C : Pour répondre à votre question, je pense que c'est plutôt dans les stages pratiques parce qu'on avait des alternances de stages et de cours. Et puis le grand stage d'un année, avant ou après les deux ans de théorie où on pouvait alors étudier ces influences psychologiques, parce qu'on passait dans toutes sortes de maisons: les maisons d'éducation, les maisons d'observations. Moi j'étais pendant une année dans un foyer de l'enfance qui s'occupait d'orphelins, de la DASS, je ne sais pas comment on dit ici, euh les enfants de l'assistance publique. Alors moi j'ai fait en première année de l'école d'éducateur mon stage, nourrie, logée, sans salaire einh, parce que je n'avais pas de formation. Mais pour moi c'était normal einh, ça se fait peut-être plus maintenant, donc après mon bac donc, une année. Puis à la fin je travaillais comme éducatrice en fait. Puis après j'ai fait mes deux ans de théorie. Alors que mon mari a commencé sa théorie et a fini sa troisième année avec son stage à Dijon. Alors comme il était formé comme éducateur, alors il était payé.
JP : C'est très juste comme tu dis. Les stages sont extrêmement formateurs.

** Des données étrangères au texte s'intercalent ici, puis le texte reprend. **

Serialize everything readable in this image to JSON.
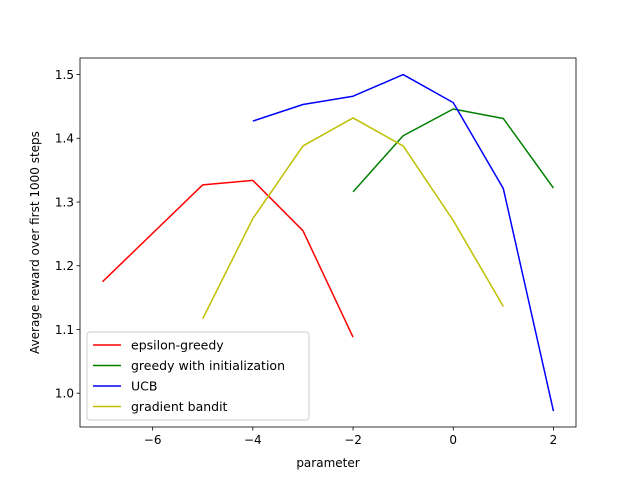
{
  "chart_data": {
    "type": "line",
    "title": "",
    "xlabel": "parameter",
    "ylabel": "Average reward over first 1000 steps",
    "xlim": [
      -7.45,
      2.45
    ],
    "ylim": [
      0.947,
      1.526
    ],
    "xticks": [
      -6,
      -4,
      -2,
      0,
      2
    ],
    "xtick_labels": [
      "−6",
      "−4",
      "−2",
      "0",
      "2"
    ],
    "yticks": [
      1.0,
      1.1,
      1.2,
      1.3,
      1.4,
      1.5
    ],
    "ytick_labels": [
      "1.0",
      "1.1",
      "1.2",
      "1.3",
      "1.4",
      "1.5"
    ],
    "grid": false,
    "legend_position": "lower-left",
    "series": [
      {
        "name": "epsilon-greedy",
        "color": "#ff0000",
        "x": [
          -7,
          -6,
          -5,
          -4,
          -3,
          -2
        ],
        "y": [
          1.175,
          1.251,
          1.327,
          1.334,
          1.255,
          1.088
        ]
      },
      {
        "name": "greedy with initialization",
        "color": "#008000",
        "x": [
          -2,
          -1,
          0,
          1,
          2
        ],
        "y": [
          1.316,
          1.404,
          1.446,
          1.431,
          1.322
        ]
      },
      {
        "name": "UCB",
        "color": "#0000ff",
        "x": [
          -4,
          -3,
          -2,
          -1,
          0,
          1,
          2
        ],
        "y": [
          1.427,
          1.453,
          1.466,
          1.5,
          1.456,
          1.321,
          0.972
        ]
      },
      {
        "name": "gradient bandit",
        "color": "#bfbf00",
        "x": [
          -5,
          -4,
          -3,
          -2,
          -1,
          0,
          1
        ],
        "y": [
          1.117,
          1.274,
          1.388,
          1.432,
          1.388,
          1.271,
          1.136
        ]
      }
    ]
  }
}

A Dijon j'avais un directeur que je voyais souvent, qui me suivait de près et c'est très formateur. Et puis on avait des discussions avec les psychiatres et les psychologues des institutions qui s'occupaient des jeunes. Mais le tribunal des mineurs, c'est une juridiction à part qui est mal comprise par les juristes d'une façon générale, parce que quand un jugement est rendu, nous on peut le modifier.
I : C'est à dire? Qui peut le modifier? Le juge, là?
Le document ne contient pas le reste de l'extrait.